Do what you can repeat

22nd December 2008

It's a shame that some of life's most profound lessons can be such a pain in the ass.

By nature, I've tended to be one of those crazed 'try-anything-once' types, forever throwing myself into uncharted waters like a hyper-caffeinated lemming on a rain-slick precipice. (This is more fun than it sounds).

It isn't a great recipe for lasting success or happiness. The problem is our world and it's our pesky free market is so damn well adapted at, well, everything. Odds are, whatever you're doing has already been done, and a lot better, by a lot of other people.

So say you sell websites - like one of my companies does - and you want to start branching out and doing Flash corporate presentations (kind of like PowerPoint only interesting to watch). It looks like a good synergy - after all, both use graphic designers, Flash animators and general creative / tech wizardry that we have in abundance. What could possibly go wrong?

The problem is simple. Look at building content managed websites - something we've done a hundred billion times over the last 7 years. We've learnt the quirks. We know to allow 60% of our time for the client delivering content late, and the other 60% for making the site work in Internet-bastard-Explorer. We know that if you don't ask for the web hosting details when you start, that you'll delay launch by 3 months when you need them at the end, and that'll become your fault. We're rarely even surprised when someone hands us the text for their webpages - in Microsoft Excel.

But Flash presentations are a different story. Every problem was unexpected, and without enough experience it was hard for us to truly excel - we didn't fully understand the parameters for doing a great job. So we learnt as we went along, and it was painful - for us and our clients.

As time passed, and we repeated the experience with more projects. As we did, we got better, but still not up to the standard of our bread-and-butter work.
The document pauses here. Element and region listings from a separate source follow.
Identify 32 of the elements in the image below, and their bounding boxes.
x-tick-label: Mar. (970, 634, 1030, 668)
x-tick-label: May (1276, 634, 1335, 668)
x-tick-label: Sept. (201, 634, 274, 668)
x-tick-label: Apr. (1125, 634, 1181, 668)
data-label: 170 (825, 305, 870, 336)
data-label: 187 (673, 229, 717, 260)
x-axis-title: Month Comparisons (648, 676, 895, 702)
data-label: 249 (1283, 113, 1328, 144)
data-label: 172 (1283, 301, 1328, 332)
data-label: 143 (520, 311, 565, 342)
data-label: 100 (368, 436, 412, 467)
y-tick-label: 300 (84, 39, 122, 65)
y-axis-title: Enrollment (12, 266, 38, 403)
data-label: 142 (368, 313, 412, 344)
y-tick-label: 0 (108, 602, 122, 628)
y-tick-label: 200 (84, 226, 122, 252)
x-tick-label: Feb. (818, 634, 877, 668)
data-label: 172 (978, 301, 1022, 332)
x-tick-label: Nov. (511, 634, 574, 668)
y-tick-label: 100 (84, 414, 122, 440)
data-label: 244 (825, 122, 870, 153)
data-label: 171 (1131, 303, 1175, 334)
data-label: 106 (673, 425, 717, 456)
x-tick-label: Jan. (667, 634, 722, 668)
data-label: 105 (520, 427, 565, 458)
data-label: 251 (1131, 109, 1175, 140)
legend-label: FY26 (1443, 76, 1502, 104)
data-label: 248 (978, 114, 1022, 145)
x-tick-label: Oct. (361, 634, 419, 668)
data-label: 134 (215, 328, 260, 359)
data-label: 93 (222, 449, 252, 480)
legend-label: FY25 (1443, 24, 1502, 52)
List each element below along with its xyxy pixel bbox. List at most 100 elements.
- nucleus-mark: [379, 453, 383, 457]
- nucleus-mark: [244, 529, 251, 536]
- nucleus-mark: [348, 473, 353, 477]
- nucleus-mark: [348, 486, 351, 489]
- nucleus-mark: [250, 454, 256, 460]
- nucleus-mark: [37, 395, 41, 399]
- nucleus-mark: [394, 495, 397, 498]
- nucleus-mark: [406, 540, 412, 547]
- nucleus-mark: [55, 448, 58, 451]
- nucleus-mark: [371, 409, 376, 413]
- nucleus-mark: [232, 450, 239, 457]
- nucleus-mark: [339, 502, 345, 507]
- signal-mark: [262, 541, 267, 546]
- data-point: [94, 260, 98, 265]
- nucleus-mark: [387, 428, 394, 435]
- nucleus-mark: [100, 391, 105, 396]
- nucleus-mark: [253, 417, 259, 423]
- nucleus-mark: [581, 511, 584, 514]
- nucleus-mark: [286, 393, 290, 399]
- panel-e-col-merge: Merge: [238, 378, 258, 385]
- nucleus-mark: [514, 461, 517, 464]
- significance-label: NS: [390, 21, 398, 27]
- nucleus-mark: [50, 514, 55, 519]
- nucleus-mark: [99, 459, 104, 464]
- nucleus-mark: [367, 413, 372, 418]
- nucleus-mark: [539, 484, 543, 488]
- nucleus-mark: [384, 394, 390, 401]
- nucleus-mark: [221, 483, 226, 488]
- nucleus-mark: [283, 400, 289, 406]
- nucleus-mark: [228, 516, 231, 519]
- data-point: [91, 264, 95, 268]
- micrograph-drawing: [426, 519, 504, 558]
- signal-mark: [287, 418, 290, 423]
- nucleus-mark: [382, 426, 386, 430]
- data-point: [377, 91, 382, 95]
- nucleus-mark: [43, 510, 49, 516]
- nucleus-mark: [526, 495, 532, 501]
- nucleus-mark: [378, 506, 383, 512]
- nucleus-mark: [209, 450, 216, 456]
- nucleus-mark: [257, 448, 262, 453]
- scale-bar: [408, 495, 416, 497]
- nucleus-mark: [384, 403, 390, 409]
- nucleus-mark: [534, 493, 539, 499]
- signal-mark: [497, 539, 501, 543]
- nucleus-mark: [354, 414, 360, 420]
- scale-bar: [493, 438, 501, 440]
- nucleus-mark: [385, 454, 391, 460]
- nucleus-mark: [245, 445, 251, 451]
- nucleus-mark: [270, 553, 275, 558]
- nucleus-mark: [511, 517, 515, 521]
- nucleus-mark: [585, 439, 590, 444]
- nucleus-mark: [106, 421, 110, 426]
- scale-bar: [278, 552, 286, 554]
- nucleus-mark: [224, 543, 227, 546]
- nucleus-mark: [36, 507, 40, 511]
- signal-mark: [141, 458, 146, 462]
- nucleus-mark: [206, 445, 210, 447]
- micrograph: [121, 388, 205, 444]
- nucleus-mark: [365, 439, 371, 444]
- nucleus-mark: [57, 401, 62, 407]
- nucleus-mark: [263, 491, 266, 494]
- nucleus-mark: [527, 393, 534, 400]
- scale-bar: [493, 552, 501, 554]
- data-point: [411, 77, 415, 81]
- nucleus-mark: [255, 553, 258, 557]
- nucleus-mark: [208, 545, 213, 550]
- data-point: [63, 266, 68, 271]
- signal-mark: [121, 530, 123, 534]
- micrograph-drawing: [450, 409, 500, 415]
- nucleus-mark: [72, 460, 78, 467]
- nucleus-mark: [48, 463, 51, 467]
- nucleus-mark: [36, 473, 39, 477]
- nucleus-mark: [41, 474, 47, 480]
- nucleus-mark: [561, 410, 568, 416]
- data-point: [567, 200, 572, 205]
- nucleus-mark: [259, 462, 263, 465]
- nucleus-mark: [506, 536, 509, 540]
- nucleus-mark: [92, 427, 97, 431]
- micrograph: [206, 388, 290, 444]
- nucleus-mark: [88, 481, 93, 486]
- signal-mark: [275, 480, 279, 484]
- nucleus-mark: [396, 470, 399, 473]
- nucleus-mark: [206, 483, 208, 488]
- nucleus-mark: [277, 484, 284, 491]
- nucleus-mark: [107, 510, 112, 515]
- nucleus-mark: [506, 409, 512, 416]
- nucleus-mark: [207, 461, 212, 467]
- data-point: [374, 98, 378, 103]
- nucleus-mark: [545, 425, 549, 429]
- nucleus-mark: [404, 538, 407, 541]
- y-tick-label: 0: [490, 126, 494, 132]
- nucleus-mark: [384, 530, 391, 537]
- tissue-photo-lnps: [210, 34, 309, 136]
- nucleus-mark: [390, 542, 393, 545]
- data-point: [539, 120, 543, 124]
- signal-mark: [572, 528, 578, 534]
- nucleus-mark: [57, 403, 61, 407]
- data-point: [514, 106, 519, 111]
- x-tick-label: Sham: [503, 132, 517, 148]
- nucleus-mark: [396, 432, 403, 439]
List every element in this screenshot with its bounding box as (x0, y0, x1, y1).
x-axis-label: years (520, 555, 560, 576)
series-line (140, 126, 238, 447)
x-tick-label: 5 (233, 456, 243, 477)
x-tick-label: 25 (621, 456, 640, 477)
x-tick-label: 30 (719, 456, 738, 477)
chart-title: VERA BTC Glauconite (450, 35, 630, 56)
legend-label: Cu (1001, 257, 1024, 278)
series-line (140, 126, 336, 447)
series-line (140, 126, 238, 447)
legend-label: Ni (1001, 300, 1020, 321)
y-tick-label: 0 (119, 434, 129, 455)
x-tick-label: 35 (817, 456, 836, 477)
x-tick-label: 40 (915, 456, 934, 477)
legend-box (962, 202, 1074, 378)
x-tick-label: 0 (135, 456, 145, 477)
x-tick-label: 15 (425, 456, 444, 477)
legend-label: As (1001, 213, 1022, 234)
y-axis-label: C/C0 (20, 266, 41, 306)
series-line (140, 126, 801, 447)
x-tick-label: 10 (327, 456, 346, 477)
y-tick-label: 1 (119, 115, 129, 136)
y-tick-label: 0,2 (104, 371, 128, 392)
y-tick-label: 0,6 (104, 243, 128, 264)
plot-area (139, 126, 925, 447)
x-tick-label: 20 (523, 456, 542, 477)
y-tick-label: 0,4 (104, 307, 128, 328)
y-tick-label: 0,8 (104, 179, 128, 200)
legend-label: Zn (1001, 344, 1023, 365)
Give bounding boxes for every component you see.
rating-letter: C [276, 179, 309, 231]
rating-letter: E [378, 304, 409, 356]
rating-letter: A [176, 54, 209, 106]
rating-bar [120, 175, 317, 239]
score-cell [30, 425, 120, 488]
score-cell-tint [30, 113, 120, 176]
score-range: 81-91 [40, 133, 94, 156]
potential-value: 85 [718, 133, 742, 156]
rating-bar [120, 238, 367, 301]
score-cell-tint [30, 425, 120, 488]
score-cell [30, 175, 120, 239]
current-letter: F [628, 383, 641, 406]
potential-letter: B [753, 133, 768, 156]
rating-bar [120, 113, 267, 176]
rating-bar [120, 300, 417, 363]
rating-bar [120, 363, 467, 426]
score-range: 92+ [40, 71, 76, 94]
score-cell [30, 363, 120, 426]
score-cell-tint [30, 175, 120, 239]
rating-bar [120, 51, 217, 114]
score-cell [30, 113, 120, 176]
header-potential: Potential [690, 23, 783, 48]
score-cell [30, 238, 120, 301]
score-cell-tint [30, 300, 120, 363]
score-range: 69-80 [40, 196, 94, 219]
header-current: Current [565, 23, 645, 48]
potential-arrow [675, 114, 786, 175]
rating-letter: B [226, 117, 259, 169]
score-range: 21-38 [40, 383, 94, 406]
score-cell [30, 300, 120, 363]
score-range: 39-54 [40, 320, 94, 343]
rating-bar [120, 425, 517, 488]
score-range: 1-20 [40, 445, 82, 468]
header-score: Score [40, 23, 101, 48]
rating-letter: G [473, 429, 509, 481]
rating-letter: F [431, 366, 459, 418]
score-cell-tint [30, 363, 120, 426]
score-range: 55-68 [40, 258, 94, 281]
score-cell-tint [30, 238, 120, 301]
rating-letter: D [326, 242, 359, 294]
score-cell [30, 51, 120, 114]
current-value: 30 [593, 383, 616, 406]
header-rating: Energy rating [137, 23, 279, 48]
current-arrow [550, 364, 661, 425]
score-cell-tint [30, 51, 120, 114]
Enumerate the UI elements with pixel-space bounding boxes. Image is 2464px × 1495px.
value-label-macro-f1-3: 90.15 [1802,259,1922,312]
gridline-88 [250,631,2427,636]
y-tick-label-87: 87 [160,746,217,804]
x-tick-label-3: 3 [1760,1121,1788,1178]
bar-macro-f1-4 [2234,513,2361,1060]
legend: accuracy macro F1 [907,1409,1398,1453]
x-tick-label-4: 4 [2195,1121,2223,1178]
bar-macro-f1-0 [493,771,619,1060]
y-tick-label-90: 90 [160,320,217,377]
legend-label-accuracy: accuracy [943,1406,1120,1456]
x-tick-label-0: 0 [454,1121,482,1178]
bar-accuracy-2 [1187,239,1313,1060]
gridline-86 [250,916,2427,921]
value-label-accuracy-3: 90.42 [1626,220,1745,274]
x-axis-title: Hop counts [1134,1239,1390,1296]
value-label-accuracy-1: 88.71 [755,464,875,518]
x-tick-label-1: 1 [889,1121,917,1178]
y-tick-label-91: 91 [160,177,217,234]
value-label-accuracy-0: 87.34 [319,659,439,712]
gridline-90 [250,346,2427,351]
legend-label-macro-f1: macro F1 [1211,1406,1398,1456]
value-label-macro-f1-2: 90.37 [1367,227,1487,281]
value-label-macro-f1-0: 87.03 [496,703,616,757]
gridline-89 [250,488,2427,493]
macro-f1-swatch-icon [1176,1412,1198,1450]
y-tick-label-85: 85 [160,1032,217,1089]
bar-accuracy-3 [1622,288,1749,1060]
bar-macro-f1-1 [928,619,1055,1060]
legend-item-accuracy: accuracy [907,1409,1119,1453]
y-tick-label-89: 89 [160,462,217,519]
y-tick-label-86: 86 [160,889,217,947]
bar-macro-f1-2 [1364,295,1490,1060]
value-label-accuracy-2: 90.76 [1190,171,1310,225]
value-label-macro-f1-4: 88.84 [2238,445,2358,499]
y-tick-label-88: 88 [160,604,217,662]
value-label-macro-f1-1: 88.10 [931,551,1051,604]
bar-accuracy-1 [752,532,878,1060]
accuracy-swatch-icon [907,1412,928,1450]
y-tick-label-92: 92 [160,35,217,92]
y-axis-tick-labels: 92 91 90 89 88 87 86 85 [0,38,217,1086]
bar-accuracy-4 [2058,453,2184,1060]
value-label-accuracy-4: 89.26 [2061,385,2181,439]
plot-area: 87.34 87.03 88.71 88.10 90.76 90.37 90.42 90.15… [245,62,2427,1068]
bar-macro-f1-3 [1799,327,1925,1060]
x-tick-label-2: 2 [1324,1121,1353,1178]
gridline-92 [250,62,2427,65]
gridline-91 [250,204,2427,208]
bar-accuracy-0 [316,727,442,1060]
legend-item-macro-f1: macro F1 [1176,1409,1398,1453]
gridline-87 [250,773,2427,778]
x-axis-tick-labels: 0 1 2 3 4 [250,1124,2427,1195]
And so it continued, each improvement slow and painfully hard fought. Ultimately we stopped doing them entirely.

The problem is there are whole companies that spend their days doing nothing more than this. Their staff probably read Flash Corporate Presentation Weekly. They almost certainly have a hugely refined process they take all their customers through, with pretty flowcharts and presentation slides, that took them years to perfect. They've probably got 10 man-years minimum of experience at that one thing. Compared with our part-time 2 months.

There are always vastly more opportunities available for doing work - even good work. But to truly compete and succeed, you need to be doing excellent work. To do excellent work takes a lot of time, money, blood, sweat, tears, teeth and occasional hair loss. Yet somehow small businesses - perhaps from an eagerness to expand - endlessly fall into the trap of diversifying themselves out of existence.

Of course I'm particularly guilty of this crime, and I've got the scars to prove it. I think it ran against my baser instincts at first, but turning work away because it's not our focus may be the most empowering skill I've learnt so far.

Learning it is a pain in the ass though.

Cliff edge

Odds are, whatever you're doing has already been done, and a lot better, by a lot of other people.